Scorer (1949) first calculated the velocity field associated with trapped lee waves under inviscid and stationary conditions for a simple two-layer atmosphere. These monochromatic waves extend indefinitely downstream of the source orography, but Scorer's asymptotic solution was only formally valid relatively far away from the source orography.
More recently, Teixeira et al. (2013) calculated the total drag produced by these waves (which is one of the quantities that needs to be parametrized in weather prediction models). This drag comes from a singularity in the integral defining the total pressure force exerted on the terrain.

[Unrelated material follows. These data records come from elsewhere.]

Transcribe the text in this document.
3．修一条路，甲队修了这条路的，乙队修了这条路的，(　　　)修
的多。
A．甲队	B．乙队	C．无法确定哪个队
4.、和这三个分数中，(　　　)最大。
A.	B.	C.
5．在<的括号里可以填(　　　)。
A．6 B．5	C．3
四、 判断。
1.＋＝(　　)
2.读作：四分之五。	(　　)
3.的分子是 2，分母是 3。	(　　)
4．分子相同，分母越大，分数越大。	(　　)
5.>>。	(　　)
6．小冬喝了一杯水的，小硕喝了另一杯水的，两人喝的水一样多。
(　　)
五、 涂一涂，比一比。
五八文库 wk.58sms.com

However, one apparent paradox, which hampers their parametrization, is that trapped waves are unable to exert a reaction force on the atmosphere in the inviscid approximation, as the existence of that force (expressed by the divergence of the wave momentum flux) requires the existence of a dissipation mechanism for the waves. This paradox has recently been resolved in a paper currently in press in QJRMS, where infinitesimally small dissipation has been adopted. This approach allows the derivation of wave momentum flux profiles that unambiguously define the reaction force exerted by the orography that generates the waves on the atmosphere. It turns out that the behaviour of the trapped lee waves, revealed by this approach, is singular, in the sense that solutions assuming from the outset that friction is zero are different from the physically consistent solutions obtained when friction is assumed to be infinitesimal small, but non-zero.
Milo Viviani
Title: On the infinite dimension limit of invariant measures and solutions of Zeitlin's 2D Euler equations
Abstract: In this talk we consider a finite dimensional approximation for the 2D Euler equations on the sphere, proposed by V. Zeitlin, and show their convergence towards a solution of the Euler equations with marginals distributed as the enstrophy measure. The method relies on nontrivial computations on the structure constants of the Poisson algebra of functions on $\mathbb{S}^2$, that appear to be new. Finally, we discuss the problem of extending our results to Gibbsian measures associated with higher Casimirs, via Zeitlin’s model.